It had been 28 years, 11 months and 30 days — that's 347 total months, or 1,513 weeks — since the Indianapolis Colts had last pitched a shutout in a road game.
That was, until Sunday's Week 13 matchup against the Houston Texans at NRG Stadium.
The Indy defense set the tone from the start, forcing turnovers on Houston's first two possessions and continuing to smother the Texans the rest of the way, as the Colts earned a 31-0 victory for their first road shutout since Dec. 6, 1992, against the New England Patriots.
In fact, the Texans' 141 total yards of offense were the sixth-fewest allowed by a Colts defense since the franchise moved to Indianapolis in 1984.
"Dominant defensive performance," Colts head coach Frank Reich said. "The defense was unreal. I don't think they crossed the 50-yard line until a minute to go. That's an epic defensive performance from, really, start to finish, and that's what we talked about at halftime — as good as it was in the first half, it was just as important for us to finish the game like that, just for where we want to go, finishing.
Early on, Kenny Moore II made it clear to the Texans' offense that it was going to be tough sledding throughout the afternoon. In fact, on Houston's very first play of scrimmage, Moore II stepped in front of a Tyrod Taylor pass attempt along the sideline and showed off his impressive toe-drag-swag abilities to earn his career-best-tying fourth interception on the season.
Six plays later, running back Jonathan Taylor would punch it in on the ground from one yard out to give the Colts an early 7-0 lead.
But Moore II wasn't done. On the Texans' ensuing possession, Taylor found Pharaoh Brown for a short completion across the middle, but as the Indy defense rallied to the big tight end, Moore II snuck in to poke the ball loose, which was recovered by cornerback Xavier Rhodes at the Colts' 49-yard line.
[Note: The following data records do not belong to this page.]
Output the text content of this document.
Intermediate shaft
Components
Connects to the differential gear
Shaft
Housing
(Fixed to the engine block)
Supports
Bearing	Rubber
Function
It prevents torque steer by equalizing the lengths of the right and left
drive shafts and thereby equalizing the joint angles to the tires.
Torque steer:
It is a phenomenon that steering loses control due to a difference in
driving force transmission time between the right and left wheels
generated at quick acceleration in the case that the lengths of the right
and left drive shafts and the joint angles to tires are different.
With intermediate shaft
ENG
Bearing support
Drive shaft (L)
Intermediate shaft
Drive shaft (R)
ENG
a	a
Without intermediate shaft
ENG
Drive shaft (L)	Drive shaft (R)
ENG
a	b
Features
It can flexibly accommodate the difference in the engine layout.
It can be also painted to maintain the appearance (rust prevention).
Moore II's two early takeaways gives the Colts' defense a league-leading 29 on the season.
"Good work. Good work," Moore II said. "Coming into the game, we wanted to jump out pretty fast, and from there we just wanted to build momentum for the offense. So great team effort."
With the Colts' offense slowly but surely able to add points on their side of the scoreboard — particularly in the second half — the rest of the Sunday's game for Indy's defense was all about befuddling Taylor and backup quarterback Davis Mills.
With defensive coordinator Matt Eberflus throwing the kitchen sink at the Texans — utilizing several blitzes throughout the contest — the Texans would earn just nine first downs, converted just 3-of-12 third-down attempts, and had just 57 net yards passing in all.
The Colts' pass rush was also effective, as defensive ends Al-Quadin Muhammad and Kemoko Turay each had two sacks on the afternoon, while Indy had 11 total quarterback hits, including three from Muhammad and two each from Turay and defensive tackle DeForest Buckner.
"To be honest, I think it's a group effort," Muhammad said. "And everybody is just working hard and doing their part. Four against one — we preach it every day, and it showed up today."
The performance by the Colts' defense on Sunday gives the unit plenty of momentum heading into the team's much-deserved bye week.
Indianapolis (7-6) should be well-rested heading into the final stretch of the season, as the team tries to make one final playoff push against the New England Patriots, Arizona Cardinals, Las Vegas Raiders and Jacksonville Jaguars.
"You get the shutout, and now you get to rest," Leonard said. "You know, you get ready for the bye week, taking care of your body. I just pray that everybody, they go home and stay safe. … Everybody get their mind right, body's right, and just be ready to make sure and understand that when we come back, we've got a point to prove and we've got a goal that we're trying to reach."